Synthetic Data Generation for Deep Learning based Renewable Energy Forecasts

Renewable Energy is gaining more importance in tackling globally growing energy demands. However, time-series obtained form production sites are often limited in time-horizon and also different in nature due to present technology in power plants. Due to their high resource demands high-resolution NWPs, such as AROME, can often not be fully stored long-term and change significantly in each update cycle, making them a challenging input for data hungry deep learning approaches. Still, in short- and medium range forecasts selected NWP parameters often improve forecast results of machine learning approaches.

In this study, we investigate how to setup a synthetically generated/extended training dataset based on diverse spatially and temporary heterogeneous inputs.

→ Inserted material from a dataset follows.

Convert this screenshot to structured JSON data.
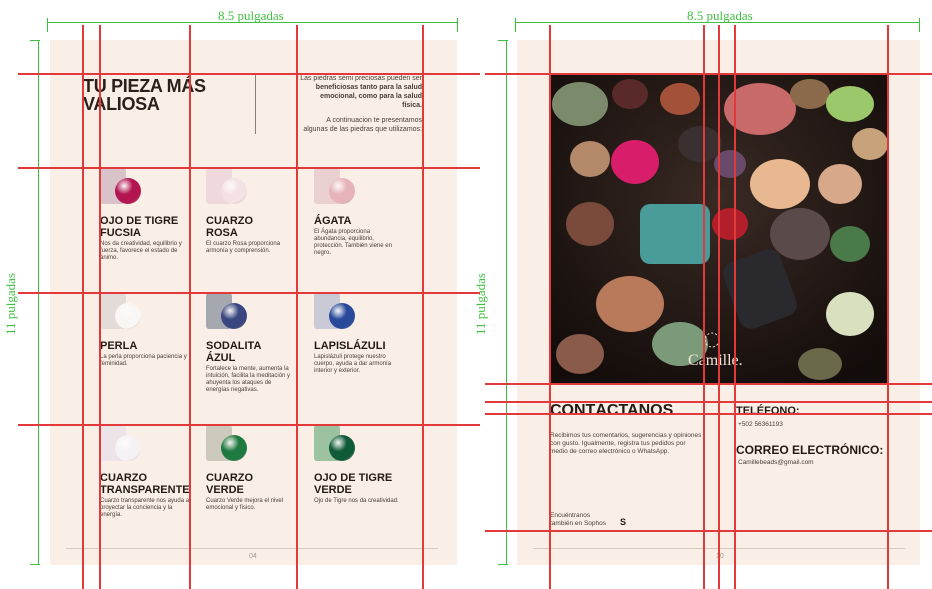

For practical reasons, we concentrate on a solar power production case study. Data considered includes NWP models (e.g.: AROME, ECMWF), satellite data and products (e.g.:  CAMS), radiation time series from remote sensing, and observation time-series. In particular, we present a machine learning methodology on extending time-series from AROME in accordance with close observations.  Our synthetic data generator learns from long observation time series, and longer available but still coarse ECMWF. It yields both synthetic observations for missing data in the observation, synthetic production optimized for a relatively new established site, as well as a prolongation of numeric model data for studied renewable energy sites.

Results are evaluated by our deep learning framework (e.g.: LSTM) and cross-validation or achieved data of the data-set. The combination of real and synthetic data generally offers benefits in forecasting by more complex machine learning methods relying on sufficiently long training data-sets.